The frequencies of specific macular telangiectasia type 2 lesions in those without macular telangiectasia type 2 were low, varying from 0.06% for retinal telangiectatic vessels to 1.2% for lamellar holes ( Table 2 ). When present, lamellar holes and yellowish spots were more likely to be bilateral ( Table 2 ). Of the 160 eyes with a lesion characterizing macular telangiectasia type 2, 131 (81.9%) had only 1 type of lesion, 26 (16.2%) had 2 types of lesions, 3 (1.9%) had 3 types of lesions, and none had 4 or more types of lesions. When 2 types of lesions characterizing macular telangiectasia type 2 were present, the most common pairs were lamellar holes and yellowish spots in right eyes and blunted vessels and lamellar holes in left eyes. Lesions characterizing macular telangiectasia type 2, when present, were most common in the inner temporal subfield and least frequent in the inner inferior subfield. The presence of any of the lesions in the absence of macular telangiectasia type 2 was unrelated to visual impairment.

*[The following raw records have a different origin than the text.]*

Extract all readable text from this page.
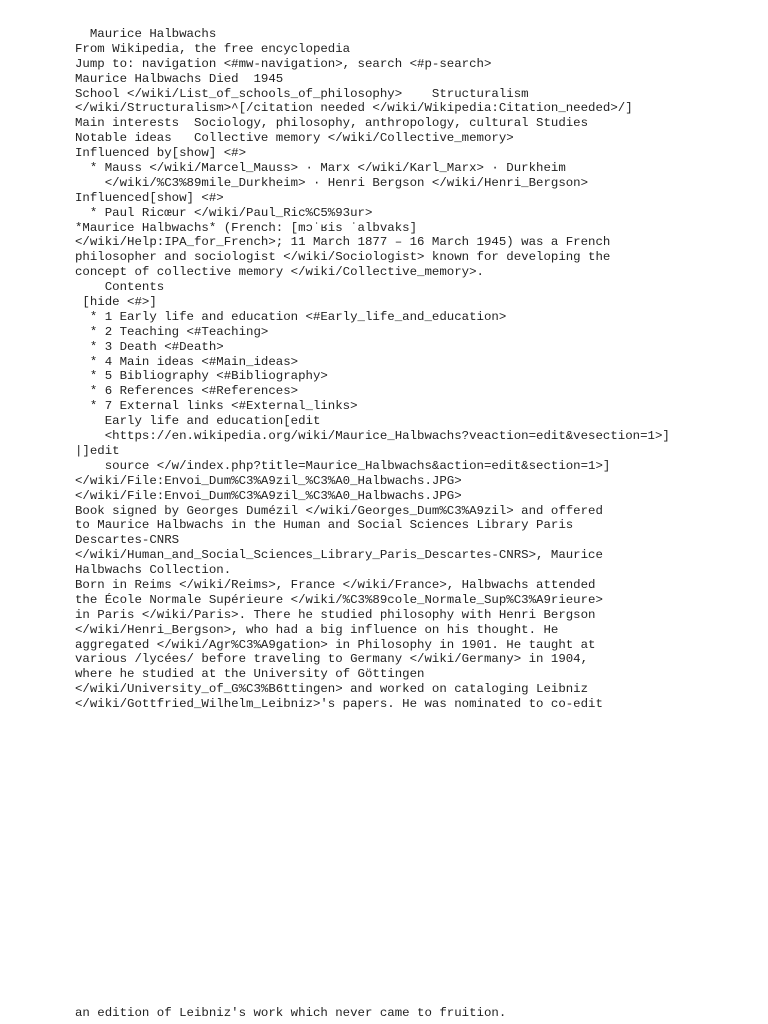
Maurice Halbwachs
From Wikipedia, the free encyclopedia
Jump to: navigation <#mw-navigation>, search <#p-search>
Maurice Halbwachs Died  1945
School </wiki/List_of_schools_of_philosophy>    Structuralism
</wiki/Structuralism>^[/citation needed </wiki/Wikipedia:Citation_needed>/]
Main interests  Sociology, philosophy, anthropology, cultural Studies
Notable ideas   Collective memory </wiki/Collective_memory>
Influenced by[show] <#>
* Mauss </wiki/Marcel_Mauss> · Marx </wiki/Karl_Marx> · Durkheim
</wiki/%C3%89mile_Durkheim> · Henri Bergson </wiki/Henri_Bergson>
Influenced[show] <#>
* Paul Ricœur </wiki/Paul_Ric%C5%93ur>
*Maurice Halbwachs* (French: [mɔˈʁis ˈalbvaks]
</wiki/Help:IPA_for_French>; 11 March 1877 – 16 March 1945) was a French
philosopher and sociologist </wiki/Sociologist> known for developing the
concept of collective memory </wiki/Collective_memory>.
Contents
[hide <#>]
* 1 Early life and education <#Early_life_and_education>
* 2 Teaching <#Teaching>
* 3 Death <#Death>
* 4 Main ideas <#Main_ideas>
* 5 Bibliography <#Bibliography>
* 6 References <#References>
* 7 External links <#External_links>
Early life and education[edit
<https://en.wikipedia.org/wiki/Maurice_Halbwachs?veaction=edit&vesection=1>]
|]edit
source </w/index.php?title=Maurice_Halbwachs&action=edit&section=1>]
</wiki/File:Envoi_Dum%C3%A9zil_%C3%A0_Halbwachs.JPG>
</wiki/File:Envoi_Dum%C3%A9zil_%C3%A0_Halbwachs.JPG>
Book signed by Georges Dumézil </wiki/Georges_Dum%C3%A9zil> and offered
to Maurice Halbwachs in the Human and Social Sciences Library Paris
Descartes-CNRS
</wiki/Human_and_Social_Sciences_Library_Paris_Descartes-CNRS>, Maurice
Halbwachs Collection.
Born in Reims </wiki/Reims>, France </wiki/France>, Halbwachs attended
the École Normale Supérieure </wiki/%C3%89cole_Normale_Sup%C3%A9rieure>
in Paris </wiki/Paris>. There he studied philosophy with Henri Bergson
</wiki/Henri_Bergson>, who had a big influence on his thought. He
aggregated </wiki/Agr%C3%A9gation> in Philosophy in 1901. He taught at
various /lycées/ before traveling to Germany </wiki/Germany> in 1904,
where he studied at the University of Göttingen
</wiki/University_of_G%C3%B6ttingen> and worked on cataloging Leibniz
</wiki/Gottfried_Wilhelm_Leibniz>'s papers. He was nominated to co-edit
an edition of Leibniz's work which never came to fruition.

Lesion | # at Risk | # Affected | % Affected | % Bilateral |
---|---|---|---|---|
Retinal blunted vessels | 4747 | 56 | 1.18 | 0.00 |
Retinal pigment clumping | 4738 | 7 | 0.15 | 0.00 |
Retinal crystalline deposits | 4770 | 10 | 0.21 | 0.00 |
RPE depigmentation | 4737 | 5 | 0.11 | 0.00 |
Lamellar hole | 4770 | 56 | 1.17 | 0.02 |
Retinal telangiectatic vessels | 4759 | 3 | 0.06 | 0.00 |
Yellowish spot | 4773 | 56 | 1.17 | 0.04 |
Loss of retinal transparency | 4741 | 10 | 0.21 | 0.00 |
a Estimates in persons without macular telangiectasia type 2. Number at risk varies due to exclusion criteria or inability to grade for a type of lesion.
Smoking was associated with pigment clumping, RPE depigmentation, loss of transparency, and the presence of a yellowish spot in the fovea ( Table 3 ) but not to macular telangiectasia type 2 (OR 2.72; 95% CI 0.45, 16.28; P = .27). Persons with higher hematocrit were less likely and those who were physically active were more likely to have retinal blunted vessels present. White blood cell count was inversely associated with retinal telangiectatic vessels. Platelet count was associated with loss of retinal transparency and inversely associated with macular telangiectasia type 2. Cataract surgery was associated with presence of retinal blunted vessels ( P = .05), retinal telangiectatic vessels ( P = .02), and loss of retinal transparency ( P = .003). No systemic or ocular characteristics were found to be associated with retinal crystalline deposits or lamellar holes. There were no associations of diabetes, hypertension, history of cardiovascular disease, presence of chronic kidney disease, history of aspirin use, or intraocular pressure with any of the lesions characterizing macular telangiectasia type 2 (data not shown).